Summary of Chapter# 11: "Streaming Replication" from the book "The Internals of PostgreSQL" Part-2

#postgres #apacheage #database #agenssql

This blog aims to assist you in understanding the final concepts of Chapter 11 [Streaming Replication] from the book The Internals of PostgreSQL.

Note: Ensure that you have a thorough understanding of
Chapter 11 Part-1 and basics of PostgreSQL before we proceed to Chapter 11 Part-2, as it forms the foundation for our exploration.

So, Let's Continue:

Behavior When a Failure Occurs

I describe how the primary server behaves when a synchronous standby server fails, and how to deal with the situation.
Even if a synchronous standby server fails and is no longer able to return an ACK response, the primary server will continue to wait for responses forever. This means that running transactions cannot commit and subsequent query processing cannot be started.
There are two ways to avoid such a situation.
One is to use multiple standby servers to increase system availability.
The other is to manually switch from synchronous to asynchronous mode by performing the following steps:
(1) Set the parameter synchronous_standby_names to an empty string.
synchronous_standby_names = ''
(2) Execute the pg_ctl command with reload option.
postgres> pg_ctl -D $PGDATA reload

Managing Multiple-Standby Servers

sync_priority and sync_state

The primary server assigns the sync_priority and sync_state attributes to all managed standby servers and treats each standby server according to its respective values.
The sync_priority attribute indicates the priority of the standby server in synchronous mode. The lower the value, the higher the priority. The special value 0 means that the standby server is 'in asynchronous mode'.
The priorities of the standby servers are assigned in the order listed in the primary server's configuration parameter synchronous_standby_names.
sync_state is the state of the standby server. The sync_state attribute indicates the state of the standby server. It can be one of the following values:
sync: The standby server is in synchronous mode and is the highest priority standby server that is currently working.
potential: The standby server is in synchronous mode and is a lower priority standby server that is currently working. If the current sync standby server fails, this standby server will be promoted to sync state.
async: The standby server is in asynchronous mode. (It will never be in 'sync' or 'potential' mode.)

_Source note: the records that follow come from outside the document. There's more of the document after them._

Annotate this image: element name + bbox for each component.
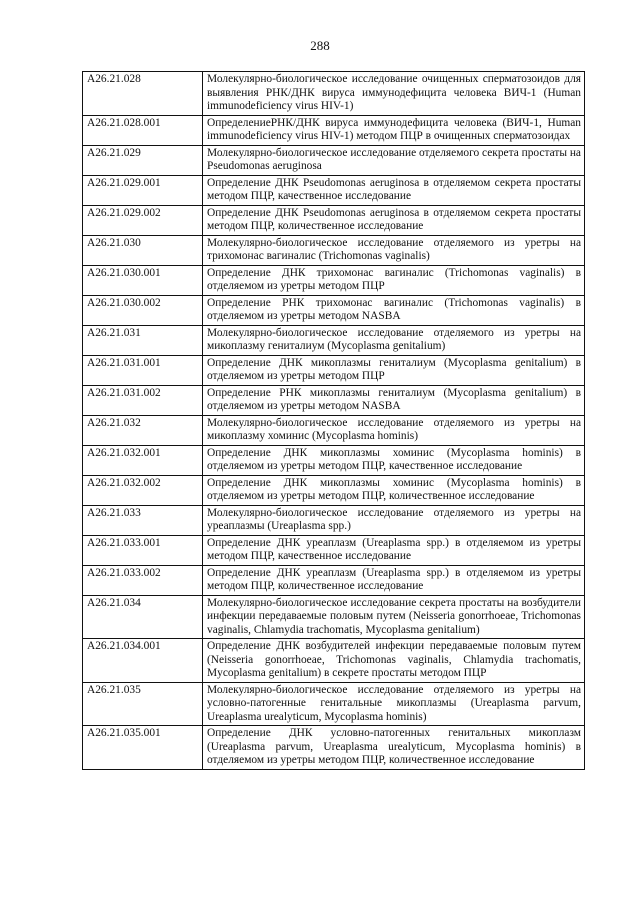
service-code: A26.21.028 (83, 72, 203, 116)
table-row (83, 682, 585, 726)
service-code: A26.21.035.001 (83, 726, 203, 770)
service-description: Молекулярно-биологическое исследование отделяемого из уретры на микоплазму гениталиум (Mycoplasma genitalium) (203, 325, 585, 355)
service-description: Определение ДНК микоплазмы хоминис (Mycoplasma hominis) в отделяемом из уретры методом ПЦР, количественное исследование (203, 475, 585, 505)
service-description: Определение ДНК Pseudomonas aeruginosa в отделяемом секрета простаты методом ПЦР, качественное исследование (203, 175, 585, 205)
service-code: A26.21.033 (83, 505, 203, 535)
service-description: ОпределениеРНК/ДНК вируса иммунодефицита человека (ВИЧ-1, Human immunodeficiency virus HIV-1) методом ПЦР в очищенных сперматозоидах (203, 115, 585, 145)
service-code: A26.21.029.001 (83, 175, 203, 205)
service-description: Определение РНК трихомонас вагиналис (Trichomonas vaginalis) в отделяемом из уретры методом NASBA (203, 295, 585, 325)
table-row (83, 115, 585, 145)
service-description: Определение РНК микоплазмы гениталиум (Mycoplasma genitalium) в отделяемом из уретры методом NASBA (203, 385, 585, 415)
table-row (83, 445, 585, 475)
service-code: A26.21.034.001 (83, 639, 203, 683)
table-row (83, 475, 585, 505)
table-row (83, 415, 585, 445)
service-code: A26.21.030.001 (83, 265, 203, 295)
services-table (82, 71, 585, 770)
service-code: A26.21.033.002 (83, 565, 203, 595)
table-row (83, 175, 585, 205)
services-table-body (83, 72, 585, 770)
service-code: A26.21.029 (83, 145, 203, 175)
service-code: A26.21.028.001 (83, 115, 203, 145)
service-description: Молекулярно-биологическое исследование отделяемого из уретры на уреаплазмы (Ureaplasma spp.) (203, 505, 585, 535)
table-row (83, 639, 585, 683)
service-code: A26.21.035 (83, 682, 203, 726)
table-row (83, 726, 585, 770)
service-code: A26.21.030 (83, 235, 203, 265)
service-description: Молекулярно-биологическое исследование секрета простаты на возбудители инфекции передаваемые половым путем (Neisseria gonorrhoeae, Trichomonas vaginalis, Chlamydia trachomatis, Mycoplasma genitalium) (203, 595, 585, 639)
service-description: Определение ДНК уреаплазм (Ureaplasma spp.) в отделяемом из уретры методом ПЦР, качественное исследование (203, 535, 585, 565)
service-description: Молекулярно-биологическое исследование очищенных сперматозоидов для выявления РНК/ДНК вируса иммунодефицита человека ВИЧ-1 (Human immunodeficiency virus HIV-1) (203, 72, 585, 116)
service-code: A26.21.032 (83, 415, 203, 445)
service-code: A26.21.031 (83, 325, 203, 355)
table-row (83, 355, 585, 385)
table-row (83, 235, 585, 265)
service-code: A26.21.031.001 (83, 355, 203, 385)
service-code: A26.21.031.002 (83, 385, 203, 415)
table-row (83, 535, 585, 565)
table-row (83, 325, 585, 355)
table-row (83, 505, 585, 535)
service-description: Определение ДНК Pseudomonas aeruginosa в отделяемом секрета простаты методом ПЦР, количественное исследование (203, 205, 585, 235)
service-code: A26.21.032.001 (83, 445, 203, 475)
service-code: A26.21.032.002 (83, 475, 203, 505)
table-row (83, 295, 585, 325)
service-code: A26.21.033.001 (83, 535, 203, 565)
service-description: Определение ДНК микоплазмы хоминис (Mycoplasma hominis) в отделяемом из уретры методом ПЦР, качественное исследование (203, 445, 585, 475)
service-description: Определение ДНК условно-патогенных генитальных микоплазм (Ureaplasma parvum, Ureaplasma urealyticum, Mycoplasma hominis) в отделяемом из уретры методом ПЦР, количественное исследование (203, 726, 585, 770)
service-description: Определение ДНК возбудителей инфекции передаваемые половым путем (Neisseria gonorrhoeae, Trichomonas vaginalis, Chlamydia trachomatis, Mycoplasma genitalium) в секрете простаты методом ПЦР (203, 639, 585, 683)
table-row (83, 565, 585, 595)
service-description: Молекулярно-биологическое исследование отделяемого из уретры на условно-патогенные генитальные микоплазмы (Ureaplasma parvum, Ureaplasma urealyticum, Mycoplasma hominis) (203, 682, 585, 726)
table-row (83, 72, 585, 116)
service-code: A26.21.034 (83, 595, 203, 639)
service-description: Определение ДНК микоплазмы гениталиум (Mycoplasma genitalium) в отделяемом из уретры методом ПЦР (203, 355, 585, 385)
service-description: Определение ДНК уреаплазм (Ureaplasma spp.) в отделяемом из уретры методом ПЦР, количественное исследование (203, 565, 585, 595)
service-description: Молекулярно-биологическое исследование отделяемого из уретры на микоплазму хоминис (Mycoplasma hominis) (203, 415, 585, 445)
service-code: A26.21.030.002 (83, 295, 203, 325)
table-row (83, 595, 585, 639)
table-row (83, 265, 585, 295)
table-row (83, 145, 585, 175)
table-row (83, 205, 585, 235)
page-number: 288 (310, 38, 330, 53)
table-row (83, 385, 585, 415)
service-description: Молекулярно-биологическое исследование отделяемого из уретры на трихомонас вагиналис (Trichomonas vaginalis) (203, 235, 585, 265)
service-code: A26.21.029.002 (83, 205, 203, 235)
service-description: Определение ДНК трихомонас вагиналис (Trichomonas vaginalis) в отделяемом из уретры методом ПЦР (203, 265, 585, 295)
service-description: Молекулярно-биологическое исследование отделяемого секрета простаты на Pseudomonas aeruginosa (203, 145, 585, 175)
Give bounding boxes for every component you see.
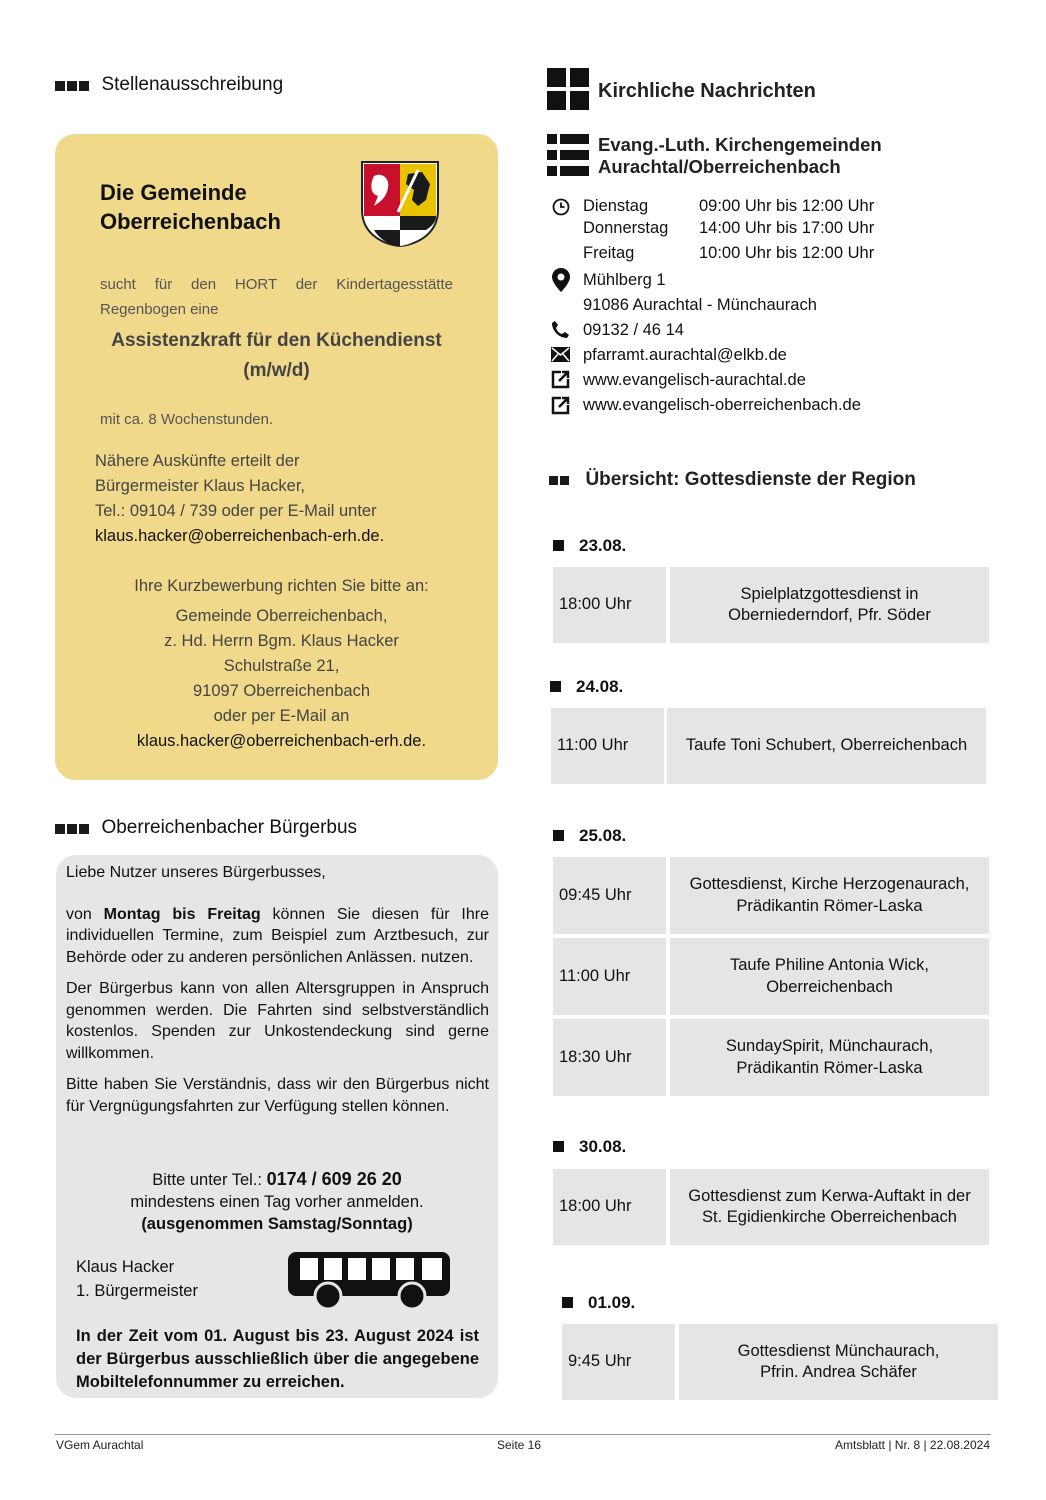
footer-right: Amtsblatt | Nr. 8 | 22.08.2024: [835, 1438, 990, 1452]
bus-icon: [286, 1250, 452, 1312]
date-header: 01.09.: [562, 1293, 635, 1313]
email-link[interactable]: klaus.hacker@oberreichenbach-erh.de.: [95, 527, 385, 545]
service-description: Taufe Philine Antonia Wick, Oberreichenbach: [670, 938, 989, 1015]
service-time: 18:00 Uhr: [553, 1169, 666, 1245]
date-header: 23.08.: [553, 536, 626, 556]
bullet-square-icon: [562, 1297, 573, 1308]
job-hours: mit ca. 8 Wochenstunden.: [100, 411, 274, 428]
parish-email[interactable]: pfarramt.aurachtal@elkb.de: [583, 346, 787, 364]
list-grid-icon: [547, 134, 589, 176]
coat-of-arms-icon: [360, 160, 440, 248]
address: Mühlberg 1 91086 Aurachtal - Münchaurach: [583, 271, 817, 314]
service-time: 18:00 Uhr: [553, 567, 666, 643]
bus-section-header: [55, 817, 357, 839]
job-posting-box: [55, 134, 498, 780]
service-time: 11:00 Uhr: [553, 938, 666, 1015]
mail-icon: [551, 347, 570, 362]
date-header: 24.08.: [550, 677, 623, 697]
date-header: 25.08.: [553, 826, 626, 846]
office-hours-row: Freitag 10:00 Uhr bis 12:00 Uhr: [583, 244, 875, 262]
section-marker-icon: [549, 472, 571, 490]
bus-phone-number: 0174 / 609 26 20: [266, 1169, 402, 1189]
office-hours-row: Dienstag 09:00 Uhr bis 12:00 Uhr: [583, 197, 875, 215]
bus-greeting: Liebe Nutzer unseres Bürgerbusses,: [66, 864, 326, 881]
bus-info-box: [56, 855, 498, 1398]
location-pin-icon: [552, 268, 570, 292]
footer-page-number: Seite 16: [497, 1438, 542, 1452]
service-time: 11:00 Uhr: [551, 708, 664, 784]
bus-notice: In der Zeit vom 01. August bis 23. August 2024 ist der Bürgerbus ausschließlich über die angegebene Mobiltelefonnummer zu erreichen.: [76, 1327, 479, 1391]
office-hours-row: Donnerstag 14:00 Uhr bis 17:00 Uhr: [583, 219, 875, 237]
service-time: 18:30 Uhr: [553, 1019, 666, 1096]
job-section-header: [55, 74, 283, 96]
service-time: 9:45 Uhr: [562, 1324, 675, 1400]
overview-header: [549, 469, 916, 491]
service-description: Gottesdienst zum Kerwa-Auftakt in der St. Egidienkirche Oberreichenbach: [670, 1169, 989, 1245]
phone-icon: [551, 320, 570, 339]
website-link[interactable]: www.evangelisch-aurachtal.de: [583, 371, 806, 389]
bullet-square-icon: [553, 1141, 564, 1152]
service-description: Spielplatzgottesdienst in Oberniederndorf, Pfr. Söder: [670, 567, 989, 643]
footer-divider: [55, 1434, 991, 1435]
date-header: 30.08.: [553, 1137, 626, 1157]
church-news-icon: [547, 68, 589, 110]
job-apply: Ihre Kurzbewerbung richten Sie bitte an: Gemeinde Oberreichenbach, z. Hd. Herrn Bgm. Klaus Hacker Schulstraße 21, 91097 Oberreichenbach oder per E-Mail an klaus.hacker@oberreichenbach-erh.de.: [65, 574, 498, 754]
job-position: Assistenzkraft für den Küchendienst (m/w/d): [111, 330, 442, 381]
service-description: Gottesdienst, Kirche Herzogenaurach, Prädikantin Römer-Laska: [670, 857, 989, 934]
job-heading: Die Gemeinde Oberreichenbach: [100, 180, 281, 234]
service-time: 09:45 Uhr: [553, 857, 666, 934]
overview-title: Übersicht: Gottesdienste der Region: [585, 469, 916, 490]
external-link-icon: [551, 370, 570, 389]
clock-icon: [552, 198, 570, 216]
section-marker-icon: [55, 77, 91, 95]
bullet-square-icon: [553, 830, 564, 841]
bus-signature: Klaus Hacker 1. Bürgermeister: [76, 1258, 198, 1300]
bus-paragraph: Bitte haben Sie Verständnis, dass wir den Bürgerbus nicht für Vergnügungsfahrten zur Verfügung stellen können.: [66, 1076, 489, 1115]
bus-paragraph: von Montag bis Freitag können Sie diesen für Ihre individuellen Termine, zum Beispiel zum Arztbesuch, zur Behörde oder zu anderen persönlichen Anlässen. nutzen.: [66, 905, 489, 966]
external-link-icon: [551, 396, 570, 415]
church-news-title: Kirchliche Nachrichten: [598, 80, 816, 102]
service-description: Taufe Toni Schubert, Oberreichenbach: [667, 708, 986, 784]
bus-phone-block: Bitte unter Tel.: 0174 / 609 26 20 mindestens einen Tag vorher anmelden. (ausgenommen Samstag/Sonntag): [130, 1169, 424, 1233]
bus-paragraph: Der Bürgerbus kann von allen Altersgruppen in Anspruch genommen werden. Die Fahrten sind selbstverständlich kostenlos. Spenden zur Unkostendeckung sind gerne willkommen.: [66, 980, 489, 1062]
service-description: SundaySpirit, Münchaurach, Prädikantin Römer-Laska: [670, 1019, 989, 1096]
section-title: Stellenausschreibung: [101, 74, 284, 95]
office-hours: [583, 194, 874, 266]
footer-left: VGem Aurachtal: [56, 1438, 144, 1452]
service-description: Gottesdienst Münchaurach, Pfrin. Andrea Schäfer: [679, 1324, 998, 1400]
bullet-square-icon: [550, 681, 561, 692]
parish-phone: 09132 / 46 14: [583, 321, 684, 339]
section-marker-icon: [55, 820, 91, 838]
email-link[interactable]: klaus.hacker@oberreichenbach-erh.de.: [136, 732, 427, 750]
job-info: Nähere Auskünfte erteilt der Bürgermeister Klaus Hacker, Tel.: 09104 / 739 oder per E-Mail unter klaus.hacker@oberreichenbach-erh.de.: [95, 449, 384, 549]
bullet-square-icon: [553, 540, 564, 551]
job-intro: sucht für den HORT der Kindertagesstätte Regenbogen eine: [100, 276, 453, 318]
section-title: Oberreichenbacher Bürgerbus: [101, 817, 358, 838]
parish-name: Evang.-Luth. Kirchengemeinden Aurachtal/Oberreichenbach: [598, 134, 882, 177]
website-link[interactable]: www.evangelisch-oberreichenbach.de: [583, 396, 861, 414]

How the Primary Manages Multiple-standbys

The primary server waits for ACK responses from the synchronous standby server alone.
In other words, the primary server confirms only the synchronous standby's writing and flushing of WAL data. Streaming replication, therefore, ensures that only the synchronous standby is in a consistent and synchronous state with the primary.

Managing multiple standby servers in PostgreSQL is depicted in the figure below:

Behavior When a Failure Occurs

When either a potential or an asynchronous standby server has failed, the primary server terminates the walsender process connected to the failed standby and continues all processing.
In other words, transaction processing on the primary server would not be affected by the failure of either type of standby server.
When a synchronous standby server has failed, the primary server terminates the walsender process connected to the failed standby, and replaces the synchronous standby with the highest priority potential standby.

Replacing of synchronous standby server in PostgreSQL is depicted in the figure below:

Detecting Failures of Standby Servers

Streaming replication uses two common failure detection procedures that do not require any special hardware.
(1) Failure detection of standby server process:
When a connection drop between the walsender and walreceiver is detected, the primary server immediately determines that the standby server or walreceiver process is faulty.
When a low-level network function returns an error by failing to write or read the socket interface of the walreceiver, the primary server also immediately determines its failure.
(2) Failure detection of hardware and networks:
If a walreceiver does not return anything within the time set for the parameter wal_sender_timeout (default 60 seconds), the primary server determines that the standby server is faulty.
In contrast to the failure described above, it takes a certain amount of time, up to wal_sender_timeout seconds, to confirm the standby's death on the primary server even if a standby server is no longer able to send any response due to some failures (e.g., standby server's hardware failure, network failure, etc.).